Already Covid in the UK exposes the lies and hidden realities of Britain's real conditions, for the two thirds that live in the country now. The carving up of what remains of the acceptable, let alone the positive, requirements of society, is inevitable and will create raw destruction. 

Some would-be Churchills and many would-be Attlees suggest that post WW2 shows how well managed society was organised after the devastation and the huge financial losses. The highest rate of income tax peaked in the Second World War at 99.25%. It was then slightly reduced and was around 90% through the 1950s and 60s. Following World War II, tax increases, top marginal individual tax rates, stayed near or above 90%, and the effective tax rate at 70% for the highest incomes, until 1964 when the top marginal tax rate was lowered to 70%. Inheritance tax was raised to 80% for years after WW2. A purchase tax of 33% was placed on all luxurious purchases from 1940 up to 1973. In other words, the UK governments from 1945 to the 1960s redistributed wealth to prevent bankruptcy from the cost of the war. 

Is there the slightest possibility that the decisions post WW2, under the immense pressure of millions who fought the war and defeated fascism, could be replicated in any sense today? 

The meaning of the UK's main wealth today is locked in tax-havens, in the assets led by housing and organised globally, going from Amazon to Boots the Chemist. It is an utter fallacy to imagine that the Tories are going to destruct and reconstruct the wealth of Britain as it stands today. Their only plan, if it amounts to anything, is 'tax free docks' in the north and employment through 'fire then re-hire' wage cuts. It is even more pathetic to imagine Sir Keir overwhelming anything at all. 

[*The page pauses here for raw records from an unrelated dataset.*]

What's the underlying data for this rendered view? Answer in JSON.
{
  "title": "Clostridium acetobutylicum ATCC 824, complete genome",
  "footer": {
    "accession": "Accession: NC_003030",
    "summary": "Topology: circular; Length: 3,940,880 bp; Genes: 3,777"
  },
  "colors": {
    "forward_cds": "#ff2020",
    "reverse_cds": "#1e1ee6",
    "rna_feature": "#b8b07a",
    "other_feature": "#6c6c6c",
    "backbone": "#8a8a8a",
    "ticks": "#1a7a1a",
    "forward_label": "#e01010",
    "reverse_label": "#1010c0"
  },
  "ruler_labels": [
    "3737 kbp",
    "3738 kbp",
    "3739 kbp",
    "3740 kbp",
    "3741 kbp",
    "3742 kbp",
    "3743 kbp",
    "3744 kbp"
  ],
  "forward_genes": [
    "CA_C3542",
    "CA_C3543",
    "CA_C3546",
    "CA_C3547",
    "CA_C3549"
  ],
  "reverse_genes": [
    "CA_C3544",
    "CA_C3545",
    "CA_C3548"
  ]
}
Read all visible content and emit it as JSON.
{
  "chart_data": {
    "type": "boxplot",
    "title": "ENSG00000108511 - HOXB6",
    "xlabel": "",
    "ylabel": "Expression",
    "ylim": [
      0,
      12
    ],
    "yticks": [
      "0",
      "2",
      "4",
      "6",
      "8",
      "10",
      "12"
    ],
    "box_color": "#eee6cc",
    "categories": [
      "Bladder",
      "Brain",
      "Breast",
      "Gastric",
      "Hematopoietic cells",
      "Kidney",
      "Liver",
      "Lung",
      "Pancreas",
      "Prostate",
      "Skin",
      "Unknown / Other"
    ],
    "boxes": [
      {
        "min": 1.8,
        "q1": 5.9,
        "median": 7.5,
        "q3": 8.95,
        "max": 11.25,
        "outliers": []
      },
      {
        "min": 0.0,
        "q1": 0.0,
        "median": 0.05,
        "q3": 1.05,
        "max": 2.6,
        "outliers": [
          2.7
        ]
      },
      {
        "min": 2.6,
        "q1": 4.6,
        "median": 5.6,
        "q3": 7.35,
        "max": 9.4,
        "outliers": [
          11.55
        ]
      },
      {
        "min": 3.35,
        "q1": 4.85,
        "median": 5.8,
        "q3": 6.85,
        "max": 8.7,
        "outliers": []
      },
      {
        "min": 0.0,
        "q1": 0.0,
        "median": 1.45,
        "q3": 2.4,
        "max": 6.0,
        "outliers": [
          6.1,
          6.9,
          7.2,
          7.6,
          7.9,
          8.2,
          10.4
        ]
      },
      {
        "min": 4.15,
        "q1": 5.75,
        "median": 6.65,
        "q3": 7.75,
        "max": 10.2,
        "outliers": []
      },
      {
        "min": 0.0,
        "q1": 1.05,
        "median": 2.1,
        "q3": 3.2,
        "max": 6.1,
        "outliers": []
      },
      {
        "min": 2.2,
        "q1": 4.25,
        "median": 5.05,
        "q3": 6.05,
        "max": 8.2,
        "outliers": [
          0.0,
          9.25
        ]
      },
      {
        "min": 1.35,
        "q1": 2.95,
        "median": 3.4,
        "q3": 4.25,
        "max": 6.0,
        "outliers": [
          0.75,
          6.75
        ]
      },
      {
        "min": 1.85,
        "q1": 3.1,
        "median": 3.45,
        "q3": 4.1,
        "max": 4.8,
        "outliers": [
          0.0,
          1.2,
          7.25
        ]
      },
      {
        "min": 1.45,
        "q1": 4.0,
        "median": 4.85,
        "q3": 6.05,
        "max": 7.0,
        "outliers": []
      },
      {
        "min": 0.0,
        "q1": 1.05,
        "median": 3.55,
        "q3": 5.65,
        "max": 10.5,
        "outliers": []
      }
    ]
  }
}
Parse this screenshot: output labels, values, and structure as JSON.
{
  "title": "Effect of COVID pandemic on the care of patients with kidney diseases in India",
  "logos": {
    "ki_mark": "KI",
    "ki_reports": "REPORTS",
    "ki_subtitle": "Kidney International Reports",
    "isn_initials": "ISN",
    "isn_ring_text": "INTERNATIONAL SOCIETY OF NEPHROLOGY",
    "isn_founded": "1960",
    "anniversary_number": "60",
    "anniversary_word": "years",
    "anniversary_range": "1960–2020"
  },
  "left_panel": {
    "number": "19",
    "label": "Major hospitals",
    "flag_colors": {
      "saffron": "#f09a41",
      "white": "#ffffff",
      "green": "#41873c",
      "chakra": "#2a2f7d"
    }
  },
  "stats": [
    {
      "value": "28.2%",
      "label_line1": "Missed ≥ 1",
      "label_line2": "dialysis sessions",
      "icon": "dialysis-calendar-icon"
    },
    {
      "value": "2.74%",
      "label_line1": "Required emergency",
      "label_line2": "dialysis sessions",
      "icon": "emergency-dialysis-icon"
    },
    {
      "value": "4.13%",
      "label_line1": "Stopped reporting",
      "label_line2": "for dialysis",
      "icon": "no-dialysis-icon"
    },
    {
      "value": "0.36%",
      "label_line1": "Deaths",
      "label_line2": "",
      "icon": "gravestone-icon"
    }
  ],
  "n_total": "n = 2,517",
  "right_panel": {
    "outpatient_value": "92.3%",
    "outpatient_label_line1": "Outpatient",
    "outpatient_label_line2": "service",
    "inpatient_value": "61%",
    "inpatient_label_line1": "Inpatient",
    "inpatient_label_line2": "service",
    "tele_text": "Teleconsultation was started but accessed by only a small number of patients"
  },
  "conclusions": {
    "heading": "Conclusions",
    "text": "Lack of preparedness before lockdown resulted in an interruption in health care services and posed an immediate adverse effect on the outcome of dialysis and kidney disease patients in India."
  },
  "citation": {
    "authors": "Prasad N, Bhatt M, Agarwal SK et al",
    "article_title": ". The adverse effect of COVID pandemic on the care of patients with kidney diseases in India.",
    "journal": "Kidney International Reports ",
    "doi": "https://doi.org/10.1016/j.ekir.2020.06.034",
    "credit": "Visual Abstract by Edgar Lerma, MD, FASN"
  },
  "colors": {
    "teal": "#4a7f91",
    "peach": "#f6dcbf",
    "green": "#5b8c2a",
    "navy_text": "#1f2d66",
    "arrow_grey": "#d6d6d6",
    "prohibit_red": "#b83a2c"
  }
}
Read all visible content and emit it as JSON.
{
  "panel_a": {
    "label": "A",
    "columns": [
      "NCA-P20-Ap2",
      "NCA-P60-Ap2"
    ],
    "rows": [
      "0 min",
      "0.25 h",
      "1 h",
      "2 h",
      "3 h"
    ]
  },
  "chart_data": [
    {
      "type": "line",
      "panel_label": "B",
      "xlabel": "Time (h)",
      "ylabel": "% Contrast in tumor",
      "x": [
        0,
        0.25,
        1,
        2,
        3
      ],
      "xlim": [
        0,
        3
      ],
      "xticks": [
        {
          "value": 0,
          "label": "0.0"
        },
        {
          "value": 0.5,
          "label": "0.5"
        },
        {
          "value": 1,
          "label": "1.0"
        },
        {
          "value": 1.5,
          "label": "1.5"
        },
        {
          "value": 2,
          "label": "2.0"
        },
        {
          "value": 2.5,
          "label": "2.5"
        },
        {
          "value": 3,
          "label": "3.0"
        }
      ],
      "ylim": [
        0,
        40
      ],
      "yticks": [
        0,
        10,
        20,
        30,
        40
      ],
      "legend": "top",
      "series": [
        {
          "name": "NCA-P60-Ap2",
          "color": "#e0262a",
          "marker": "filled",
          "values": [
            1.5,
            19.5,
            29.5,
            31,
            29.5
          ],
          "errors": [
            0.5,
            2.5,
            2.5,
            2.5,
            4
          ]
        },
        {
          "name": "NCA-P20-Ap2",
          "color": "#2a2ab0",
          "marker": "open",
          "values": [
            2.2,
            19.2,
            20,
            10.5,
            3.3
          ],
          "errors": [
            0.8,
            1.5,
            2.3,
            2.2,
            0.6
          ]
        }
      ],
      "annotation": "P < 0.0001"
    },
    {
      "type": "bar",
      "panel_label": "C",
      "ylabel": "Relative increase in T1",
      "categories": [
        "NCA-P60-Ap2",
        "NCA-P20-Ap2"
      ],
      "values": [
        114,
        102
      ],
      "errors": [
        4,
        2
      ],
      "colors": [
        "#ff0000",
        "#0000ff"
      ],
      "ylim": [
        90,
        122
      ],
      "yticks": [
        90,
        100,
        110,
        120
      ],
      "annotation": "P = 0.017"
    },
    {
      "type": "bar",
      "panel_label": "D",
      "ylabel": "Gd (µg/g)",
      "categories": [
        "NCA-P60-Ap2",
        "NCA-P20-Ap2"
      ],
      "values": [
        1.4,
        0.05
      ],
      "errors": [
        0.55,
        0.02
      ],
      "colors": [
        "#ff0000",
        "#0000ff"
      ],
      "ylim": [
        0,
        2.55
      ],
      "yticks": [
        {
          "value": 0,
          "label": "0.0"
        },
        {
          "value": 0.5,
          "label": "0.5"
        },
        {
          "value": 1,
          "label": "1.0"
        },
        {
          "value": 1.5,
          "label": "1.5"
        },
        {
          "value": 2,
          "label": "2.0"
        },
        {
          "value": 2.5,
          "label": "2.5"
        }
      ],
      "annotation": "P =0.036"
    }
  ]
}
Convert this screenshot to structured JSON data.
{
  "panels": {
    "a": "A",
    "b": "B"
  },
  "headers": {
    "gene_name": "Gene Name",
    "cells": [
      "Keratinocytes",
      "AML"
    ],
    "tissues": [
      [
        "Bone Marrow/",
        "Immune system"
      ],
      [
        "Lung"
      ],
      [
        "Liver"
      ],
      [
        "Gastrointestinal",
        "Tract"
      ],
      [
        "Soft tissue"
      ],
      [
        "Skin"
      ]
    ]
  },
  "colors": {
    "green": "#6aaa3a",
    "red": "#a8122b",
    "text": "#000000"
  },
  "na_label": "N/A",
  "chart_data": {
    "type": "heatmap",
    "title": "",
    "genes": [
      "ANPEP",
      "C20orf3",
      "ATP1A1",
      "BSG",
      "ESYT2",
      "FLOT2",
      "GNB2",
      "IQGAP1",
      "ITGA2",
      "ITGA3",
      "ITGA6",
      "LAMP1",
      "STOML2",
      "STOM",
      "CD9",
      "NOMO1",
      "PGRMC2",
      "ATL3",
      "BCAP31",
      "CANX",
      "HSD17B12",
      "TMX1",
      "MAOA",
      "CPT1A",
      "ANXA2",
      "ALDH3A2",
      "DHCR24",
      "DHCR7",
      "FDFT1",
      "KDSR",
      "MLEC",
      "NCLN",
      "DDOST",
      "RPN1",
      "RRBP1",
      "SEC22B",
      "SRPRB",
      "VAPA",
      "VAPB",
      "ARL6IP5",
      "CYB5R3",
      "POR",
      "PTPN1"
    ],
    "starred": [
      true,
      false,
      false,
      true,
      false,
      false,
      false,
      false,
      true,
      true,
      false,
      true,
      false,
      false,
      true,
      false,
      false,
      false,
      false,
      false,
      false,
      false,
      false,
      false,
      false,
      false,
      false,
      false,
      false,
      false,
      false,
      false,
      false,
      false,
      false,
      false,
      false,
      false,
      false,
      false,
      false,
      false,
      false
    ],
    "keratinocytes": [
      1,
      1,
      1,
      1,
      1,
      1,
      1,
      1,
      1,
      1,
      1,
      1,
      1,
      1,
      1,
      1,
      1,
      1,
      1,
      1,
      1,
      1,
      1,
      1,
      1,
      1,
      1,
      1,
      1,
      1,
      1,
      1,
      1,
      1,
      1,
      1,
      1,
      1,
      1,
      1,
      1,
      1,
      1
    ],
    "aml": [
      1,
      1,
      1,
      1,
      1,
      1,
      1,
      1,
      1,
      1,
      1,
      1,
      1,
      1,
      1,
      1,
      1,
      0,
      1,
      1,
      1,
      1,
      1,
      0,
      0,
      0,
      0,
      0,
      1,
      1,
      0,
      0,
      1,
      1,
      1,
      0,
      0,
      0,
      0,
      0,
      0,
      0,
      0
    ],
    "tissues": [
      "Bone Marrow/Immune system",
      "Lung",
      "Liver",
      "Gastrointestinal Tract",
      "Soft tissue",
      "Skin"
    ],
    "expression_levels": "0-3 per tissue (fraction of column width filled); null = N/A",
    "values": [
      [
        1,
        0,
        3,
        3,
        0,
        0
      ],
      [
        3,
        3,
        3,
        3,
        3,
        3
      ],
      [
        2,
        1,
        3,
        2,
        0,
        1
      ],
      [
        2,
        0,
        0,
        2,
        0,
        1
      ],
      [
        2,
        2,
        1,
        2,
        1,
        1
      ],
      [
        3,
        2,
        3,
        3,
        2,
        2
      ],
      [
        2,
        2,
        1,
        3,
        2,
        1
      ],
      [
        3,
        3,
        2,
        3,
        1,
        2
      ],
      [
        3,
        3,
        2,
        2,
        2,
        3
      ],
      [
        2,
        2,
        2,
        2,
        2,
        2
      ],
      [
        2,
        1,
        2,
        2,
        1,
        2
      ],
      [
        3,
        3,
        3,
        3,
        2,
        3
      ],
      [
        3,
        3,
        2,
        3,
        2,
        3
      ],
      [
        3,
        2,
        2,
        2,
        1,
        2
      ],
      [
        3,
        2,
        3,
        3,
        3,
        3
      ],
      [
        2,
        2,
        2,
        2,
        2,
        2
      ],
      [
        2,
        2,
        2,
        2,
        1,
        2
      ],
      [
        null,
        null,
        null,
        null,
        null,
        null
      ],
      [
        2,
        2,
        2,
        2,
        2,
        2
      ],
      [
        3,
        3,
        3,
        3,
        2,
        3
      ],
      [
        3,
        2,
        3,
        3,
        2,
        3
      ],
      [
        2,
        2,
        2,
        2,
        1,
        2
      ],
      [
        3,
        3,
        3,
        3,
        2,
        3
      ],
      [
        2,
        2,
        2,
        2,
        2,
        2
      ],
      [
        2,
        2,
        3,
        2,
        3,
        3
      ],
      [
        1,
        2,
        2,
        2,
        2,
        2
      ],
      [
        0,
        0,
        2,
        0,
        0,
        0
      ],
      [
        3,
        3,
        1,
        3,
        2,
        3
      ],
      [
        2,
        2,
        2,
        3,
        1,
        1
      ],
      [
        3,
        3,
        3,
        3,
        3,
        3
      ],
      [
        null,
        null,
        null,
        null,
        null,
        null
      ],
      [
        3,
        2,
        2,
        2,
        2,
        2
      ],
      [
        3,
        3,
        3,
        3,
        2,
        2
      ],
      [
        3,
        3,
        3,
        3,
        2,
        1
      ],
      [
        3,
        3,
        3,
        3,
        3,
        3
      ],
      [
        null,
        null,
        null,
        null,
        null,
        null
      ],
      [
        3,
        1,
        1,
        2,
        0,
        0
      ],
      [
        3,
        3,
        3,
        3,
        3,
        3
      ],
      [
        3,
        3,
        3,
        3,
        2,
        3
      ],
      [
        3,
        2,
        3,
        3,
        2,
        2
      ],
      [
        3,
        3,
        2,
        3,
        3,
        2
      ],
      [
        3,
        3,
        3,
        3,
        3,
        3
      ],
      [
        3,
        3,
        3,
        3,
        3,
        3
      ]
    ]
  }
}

The middle and working classes in Britain today are sadly not led by the 1.5 million fighters that poured back into 1945 Britain. But anger and action are growing. The only step away from rapid deterioration  now is to take our own health and welfare services, our schools, our transport, our assets, including housing, and our energy -  away from the control and ownership of the rich. We have to support the reunification of Ireland and the separation of the Scots, and the Welsh if they want to. England could be a smaller, more gentle country, more attached to the importance of its citizens and less stuck in its Disney land history. We won't take the tax havens, but we can change the currency. We have, no less, to turn the countries in what is now the UK's bit of the world completely upside down. The alternative is unacceptable.